Thursday, September 18, 2008

Obama mingles with Hollywood royalty at lucrative fundraiser


BEVERLY HILLS ( 2008-09-17 12:52:45 ) :Hollywood's A-list was out in force on Tuesday at a fundraiser for Barack Obama with stars including Leonardo DiCaprio helping to amass an estimated nine million dollars for the Democrat's White House campaign.

A dinner in a Beverly Hills mansion costing about 300 attendees 28,500 dollars each also attracted director Steven Spielberg along with a bevy of actors such as Jodie Foster and Tobey Maguire, and comedian Chris Rock, reporters saw.

Obama told the high-rolling audience that many of them had expressed jitters to him about his chances of success in the November 4 election against Republican John McCain.

The Illinois senator urged his supporters to "keep steady" in the days ahead and never forget what his candidacy was about.

He offered a reminder that his campaign "was about those who will never see the inside of a building like this and don't resent the success that's represented in this room, but just want the simple chance to be able to find a job that pays a living wage."

Drawing laughter, Obama added that he was "confident about winning because, I've looked at John McCain, I've looked at (McCain's running mate) Sarah Palin, I've looked at their agenda, and they don't have one."

Singer-actress Barbra Streisand crooned at a 2,500-dollar-per-head reception at the swanky Beverly Wilshire hotel after the dinner, where the stars ate goat's cheese, roasted potatoes, filet mignon and asparagus.

Obama aides would not confirm how much the twin events were set to raise but did not dispute reports that predicted a bumper haul of nine million dollars, which would be a record for a single night's fundraising.

McCain had accused Obama of siding with the Hollywood glitterati at his lucrative events instead of with hard-hit voters trapped by the economic malaise sweeping the United States.

Addressing voters in Vienna in the battleground state of Ohio, the Arizona senator earlier said Obama "talked about siding with the people, just before he flew off to Hollywood for a fundraiser with Barbra Streisand and his celebrity friends."

"Let me tell you, my friends, there's no place I'd rather be than here with the working men and women of Ohio," McCain said.

"Senator Obama's not interested in the politics of hope, he's interested in his political future."

But Obama's staff said McCain was on shaky ground, as he was flush with more than five million dollars after his own big fundraising event in Miami late Monday.

"I don't know who showed up in Florida where he raised five million dollars, but my guess is that it wasn't a lot of nurses, firefighters and police officers," Obama's top strategist David Axelrod told reporters.

Senator McCain raised an impressive 5.1 million dollars at his own fundraising dinner late Monday in Florida, the Republican's campaign said.

Supporters paid 50,000 dollars a ticket to attend the buffet dinner in Miami's InterContinental hotel, taking McCain's total fundraising in Florida to date to 26.2 million dollars.

Tuesday's events in Beverly Hills come after Obama racked up a record-breaking 66 million dollars in fundraising last month, beating his previous high mark of 55 million in February.

McCain raised 47 million dollars in August -- his best month so far.
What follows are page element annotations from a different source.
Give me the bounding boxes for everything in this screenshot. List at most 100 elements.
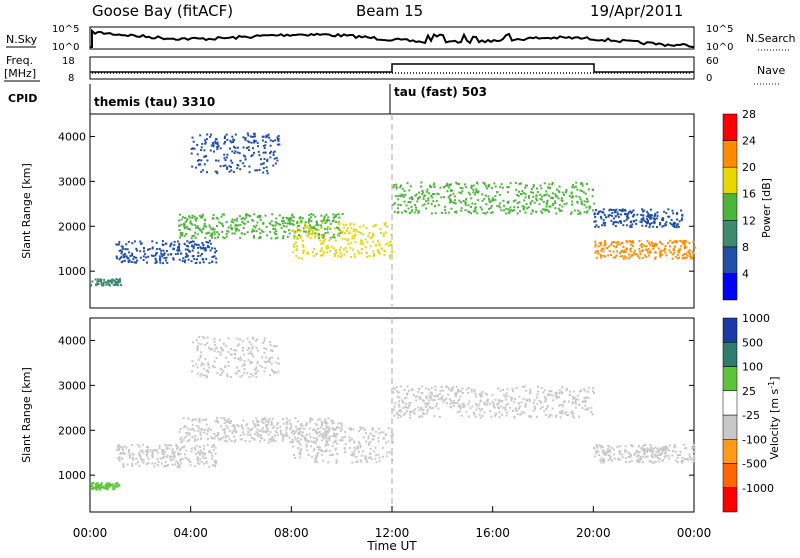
scatter-cell-band-7 (663, 210, 666, 213)
scatter-cell-band-0 (117, 484, 120, 487)
scatter-cell-band-5 (558, 396, 561, 399)
scatter-cell-band-1 (178, 258, 181, 261)
scatter-cell-band-4 (339, 252, 342, 255)
scatter-cell-band-2 (272, 227, 275, 230)
scatter-cell-band-2 (252, 236, 255, 239)
scatter-cell-band-1 (180, 462, 183, 465)
scatter-cell-band-3 (226, 166, 229, 169)
scatter-cell-band-1 (119, 249, 122, 252)
scatter-cell-band-3 (216, 172, 219, 175)
scatter-cell-band-4 (335, 426, 338, 429)
scatter-cell-band-5 (565, 389, 568, 392)
scatter-cell-band-5 (571, 200, 574, 203)
scatter-cell-band-4 (333, 254, 336, 257)
scatter-cell-band-2 (217, 434, 219, 437)
scatter-cell-band-4 (300, 236, 302, 239)
scatter-cell-band-5 (404, 209, 407, 212)
scatter-cell-band-1 (203, 462, 205, 465)
scatter-cell-band-5 (592, 209, 594, 212)
scatter-cell-band-6 (687, 251, 690, 253)
scatter-cell-band-1 (142, 458, 145, 461)
scatter-cell-band-2 (182, 426, 185, 429)
scatter-cell-band-5 (431, 407, 434, 409)
noise-right-tick-bottom: 10^0 (706, 42, 733, 53)
scatter-cell-band-5 (486, 400, 489, 403)
scatter-cell-band-1 (205, 460, 208, 463)
scatter-cell-band-3 (220, 368, 223, 371)
scatter-cell-band-6 (594, 251, 597, 254)
scatter-cell-band-6 (649, 448, 652, 450)
scatter-cell-band-7 (648, 214, 651, 216)
scatter-cell-band-1 (123, 259, 126, 262)
scatter-cell-band-1 (161, 240, 164, 243)
scatter-cell-band-5 (480, 208, 483, 211)
scatter-cell-band-3 (198, 336, 201, 339)
scatter-cell-band-7 (647, 221, 649, 224)
scatter-cell-band-7 (601, 224, 604, 227)
scatter-cell-band-5 (548, 413, 551, 416)
scatter-cell-band-0 (98, 488, 101, 491)
scatter-cell-band-6 (676, 240, 679, 243)
scatter-cell-band-2 (281, 433, 284, 436)
scatter-cell-band-7 (653, 221, 656, 224)
scatter-cell-band-3 (236, 337, 239, 340)
scatter-cell-band-6 (690, 257, 693, 260)
scatter-cell-band-6 (668, 249, 671, 252)
scatter-cell-band-1 (139, 250, 142, 253)
scatter-cell-band-2 (219, 222, 222, 225)
scatter-cell-band-2 (231, 218, 234, 221)
scatter-cell-band-4 (364, 455, 367, 458)
scatter-cell-band-2 (271, 426, 274, 429)
scatter-cell-band-1 (118, 445, 121, 448)
scatter-cell-band-5 (475, 403, 478, 405)
scatter-cell-band-1 (158, 444, 161, 447)
scatter-cell-band-6 (629, 453, 632, 456)
scatter-cell-band-5 (479, 416, 482, 419)
scatter-cell-band-3 (266, 158, 269, 161)
scatter-cell-band-4 (323, 450, 326, 453)
scatter-cell-band-7 (614, 209, 617, 212)
scatter-cell-band-4 (362, 224, 365, 227)
scatter-cell-band-5 (542, 208, 545, 211)
scatter-cell-band-5 (409, 416, 412, 419)
scatter-cell-band-4 (353, 452, 356, 455)
scatter-cell-band-6 (612, 448, 615, 451)
scatter-cell-band-5 (439, 186, 442, 189)
scatter-cell-band-2 (210, 228, 213, 231)
scatter-cell-band-6 (679, 245, 682, 248)
scatter-cell-band-3 (231, 161, 234, 164)
scatter-cell-band-1 (120, 446, 123, 448)
scatter-cell-band-2 (313, 225, 316, 228)
scatter-cell-band-7 (593, 213, 596, 216)
scatter-cell-band-5 (484, 194, 487, 197)
scatter-cell-band-5 (587, 386, 590, 389)
scatter-cell-band-5 (521, 410, 524, 413)
scatter-cell-band-3 (208, 346, 210, 349)
power-colorbar-label: Power [dB] (760, 178, 773, 238)
scatter-cell-band-1 (193, 465, 196, 468)
scatter-cell-band-5 (408, 189, 411, 192)
scatter-cell-band-1 (188, 241, 191, 244)
scatter-cell-band-5 (430, 392, 433, 395)
scatter-cell-band-3 (213, 350, 216, 353)
scatter-cell-band-6 (607, 245, 610, 248)
scatter-cell-band-0 (118, 279, 121, 282)
scatter-cell-band-3 (224, 135, 226, 138)
scatter-cell-band-5 (404, 193, 407, 196)
scatter-cell-band-3 (216, 141, 219, 144)
scatter-cell-band-2 (243, 233, 246, 235)
scatter-cell-band-0 (101, 283, 104, 286)
scatter-cell-band-5 (502, 406, 505, 409)
scatter-cell-band-3 (209, 348, 212, 351)
scatter-cell-band-2 (203, 218, 206, 221)
scatter-cell-band-6 (642, 447, 645, 450)
scatter-cell-band-2 (325, 429, 328, 432)
scatter-cell-band-4 (346, 250, 348, 253)
scatter-cell-band-3 (222, 349, 225, 352)
scatter-cell-band-7 (609, 214, 612, 217)
scatter-cell-band-2 (211, 234, 214, 237)
scatter-cell-band-2 (236, 217, 239, 220)
scatter-cell-band-3 (273, 370, 276, 373)
scatter-cell-band-5 (567, 414, 570, 417)
scatter-cell-band-2 (271, 224, 274, 227)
But the Republican has accepted public financing for his effort, which limits his spending to 84 million dollars for the general election campaign.

Obama has opted out of public financing, but both candidates are maintaining a regular schedule of fundraisers to top up their coffers for the most expensive US election ever.

Under US law, the first 2,300 dollars of donations can go to Obama's campaign and anything over that was going to the Democratic Party's election war chest.